Solid oxide cells (SOC) are a key technology for large-scale green hydrogen production due to their high efficiency. However, widespread commercial application faces considerable challenges. In particular, these are challenges in achieving simultaneously long-term stability and high performance, which affects cost efficiency. The key component of the technology that links both properties is the air electrode. High performance materials often suffer from chemical instability and are prone to react with impurities in the air stream or other cell components. There are also morphological challenges, particularly in electrolysis mode, with delamination of the air electrode layer due to increased interfacial oxygen partial pressures. The search for more stable electrodes that exhibit fast oxygen exchange kinetics and high electronic conductivity remains one of the key priorities towards technology industrialization.
This thesis investigates high entropy perovskites (HEP) as air electrode materials for SOC, focusing primarily on the solid oxide electrolysis cell (SOEC) mode of operation. The air electrode is tailored to replace the critical element cobalt with the sustainable and cost effective element iron, while maintaining chemical stability and high power densities. Structural analysis provides insights into phase purity and crystal structure using X-ray powder diffraction and Rietveld refinement. Oxygen exchange kinetics and electrical dc-conductivity are analyzed by 4-point dc-conductivity (relaxation) experiments. Electrochemical performance is assessed by cell tests including current density-voltage curves and electrochemical impedance spectroscopy. Results are correlated with advanced analyses of the cell components’ morphology and elemental distribution by field emission scanning electron microscope (FESEM) and energy dispersive X-ray (EDX) imaging. Long-term tests with 5x5 cm² cells are carried out to assess the stability of the air electrode under application-relevant conditions.

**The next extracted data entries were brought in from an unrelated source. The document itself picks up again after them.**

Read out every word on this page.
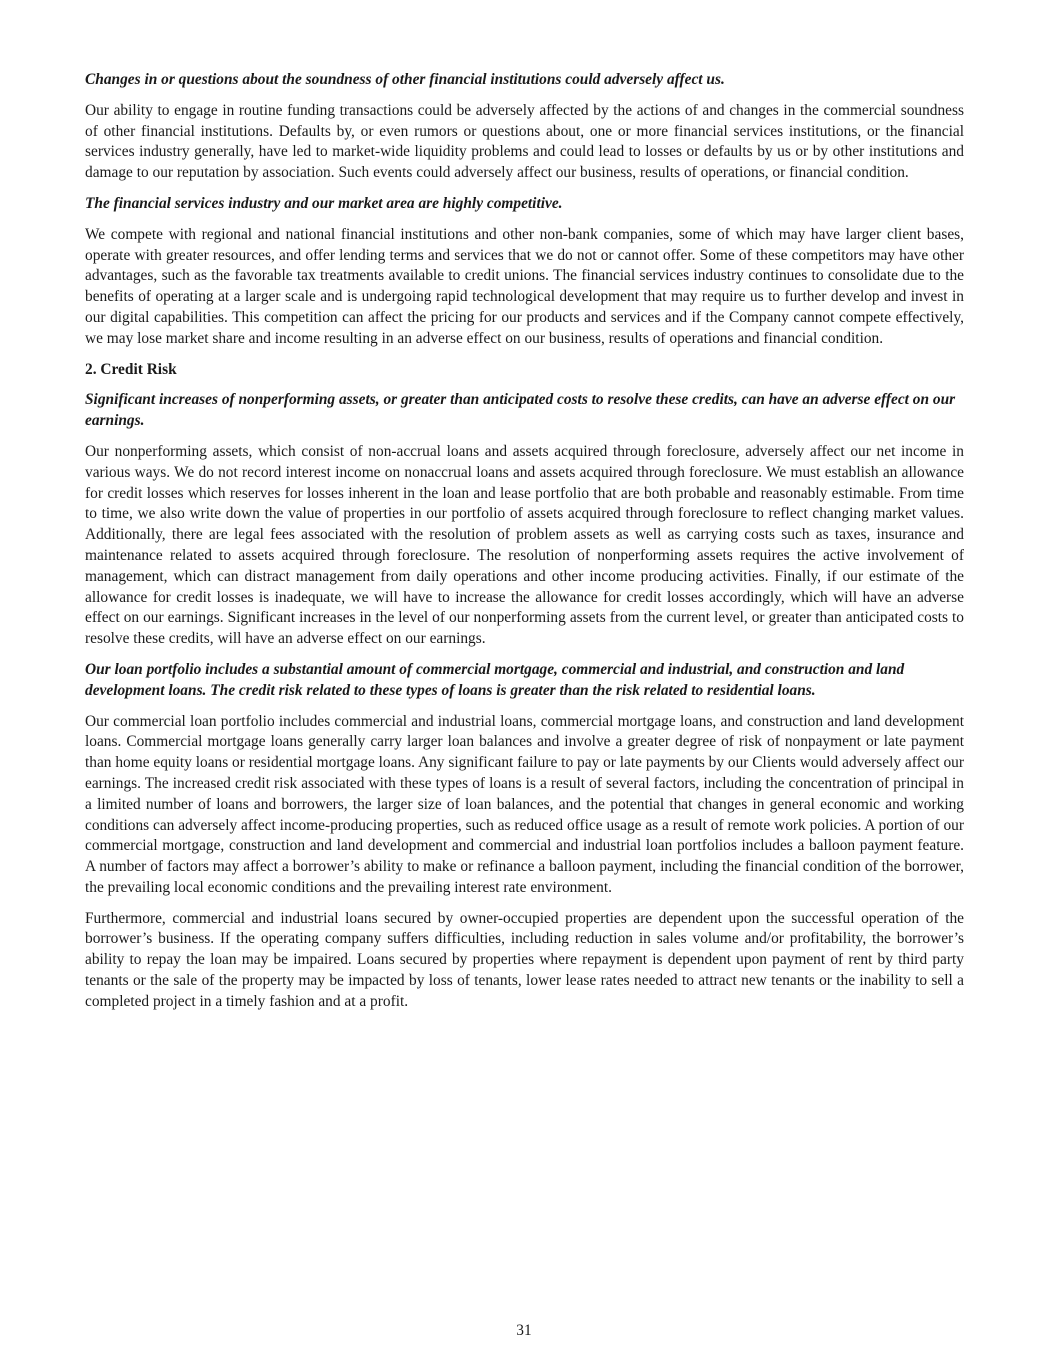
Changes in or questions about the soundness of other financial institutions could adversely affect us.
Our ability to engage in routine funding transactions could be adversely affected by the actions of and changes in the commercial soundness of other financial institutions. Defaults by, or even rumors or questions about, one or more financial services institutions, or the financial services industry generally, have led to market-wide liquidity problems and could lead to losses or defaults by us or by other institutions and damage to our reputation by association. Such events could adversely affect our business, results of operations, or financial condition.
The financial services industry and our market area are highly competitive.
We compete with regional and national financial institutions and other non-bank companies, some of which may have larger client bases, operate with greater resources, and offer lending terms and services that we do not or cannot offer. Some of these competitors may have other advantages, such as the favorable tax treatments available to credit unions. The financial services industry continues to consolidate due to the benefits of operating at a larger scale and is undergoing rapid technological development that may require us to further develop and invest in our digital capabilities. This competition can affect the pricing for our products and services and if the Company cannot compete effectively, we may lose market share and income resulting in an adverse effect on our business, results of operations and financial condition.
2. Credit Risk
Significant increases of nonperforming assets, or greater than anticipated costs to resolve these credits, can have an adverse effect on our earnings.
Our nonperforming assets, which consist of non-accrual loans and assets acquired through foreclosure, adversely affect our net income in various ways. We do not record interest income on nonaccrual loans and assets acquired through foreclosure. We must establish an allowance for credit losses which reserves for losses inherent in the loan and lease portfolio that are both probable and reasonably estimable. From time to time, we also write down the value of properties in our portfolio of assets acquired through foreclosure to reflect changing market values. Additionally, there are legal fees associated with the resolution of problem assets as well as carrying costs such as taxes, insurance and maintenance related to assets acquired through foreclosure. The resolution of nonperforming assets requires the active involvement of management, which can distract management from daily operations and other income producing activities. Finally, if our estimate of the allowance for credit losses is inadequate, we will have to increase the allowance for credit losses accordingly, which will have an adverse effect on our earnings. Significant increases in the level of our nonperforming assets from the current level, or greater than anticipated costs to resolve these credits, will have an adverse effect on our earnings.
Our loan portfolio includes a substantial amount of commercial mortgage, commercial and industrial, and construction and land development loans. The credit risk related to these types of loans is greater than the risk related to residential loans.
Our commercial loan portfolio includes commercial and industrial loans, commercial mortgage loans, and construction and land development loans. Commercial mortgage loans generally carry larger loan balances and involve a greater degree of risk of nonpayment or late payment than home equity loans or residential mortgage loans. Any significant failure to pay or late payments by our Clients would adversely affect our earnings. The increased credit risk associated with these types of loans is a result of several factors, including the concentration of principal in a limited number of loans and borrowers, the larger size of loan balances, and the potential that changes in general economic and working conditions can adversely affect income-producing properties, such as reduced office usage as a result of remote work policies. A portion of our commercial mortgage, construction and land development and commercial and industrial loan portfolios includes a balloon payment feature. A number of factors may affect a borrower’s ability to make or refinance a balloon payment, including the financial condition of the borrower, the prevailing local economic conditions and the prevailing interest rate environment.
Furthermore, commercial and industrial loans secured by owner-occupied properties are dependent upon the successful operation of the borrower’s business. If the operating company suffers difficulties, including reduction in sales volume and/or profitability, the borrower’s ability to repay the loan may be impaired. Loans secured by properties where repayment is dependent upon payment of rent by third party tenants or the sale of the property may be impacted by loss of tenants, lower lease rates needed to attract new tenants or the inability to sell a completed project in a timely fashion and at a profit.
31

The results of the thesis confirm the long-term stability of HEP as air electrodes in SOEC mode and its potential to outperform state of the art equivalents. It is successfully demonstrated that full cells with La0.2Pr0.2Nd0.2Sm0.2Sr0.2CoO3-δ (LPNSSC) and La0.2Pr0.2Nd0.2Sm0.2Sr0.2FeO3-δ (LPNSSF) air electrodes can be maintained in electrolysis mode for several hundred hours at constant, high electrolysis currents. After a run-in phase, LPNSSF shows a continuous degradation of 0.8% 1,000 h-1, while LPNSSC exhibits constant cell voltage during the individual test phases. Compared to the state of the art air electrode material La0.6Sr0.4CoO3−δ, LPNSSC shows less formation of secondary phases, no delamination and higher current densities at same test conditions.
Trends in oxygen exchange kinetics and electronic conductivity are discussed with respect to the influence of temperature, oxygen partial pressure, and cobalt-to-iron substitution. These fundamental insights on mass- and charge transport properties are used to improve electrode performance of LPNSSF by an innovative composite/current-collector approach. The results of this thesis highlight the potential of HEP as promising air electrode materials for SOC and are an incentive for further research into this class of materials to advance production of green hydrogen.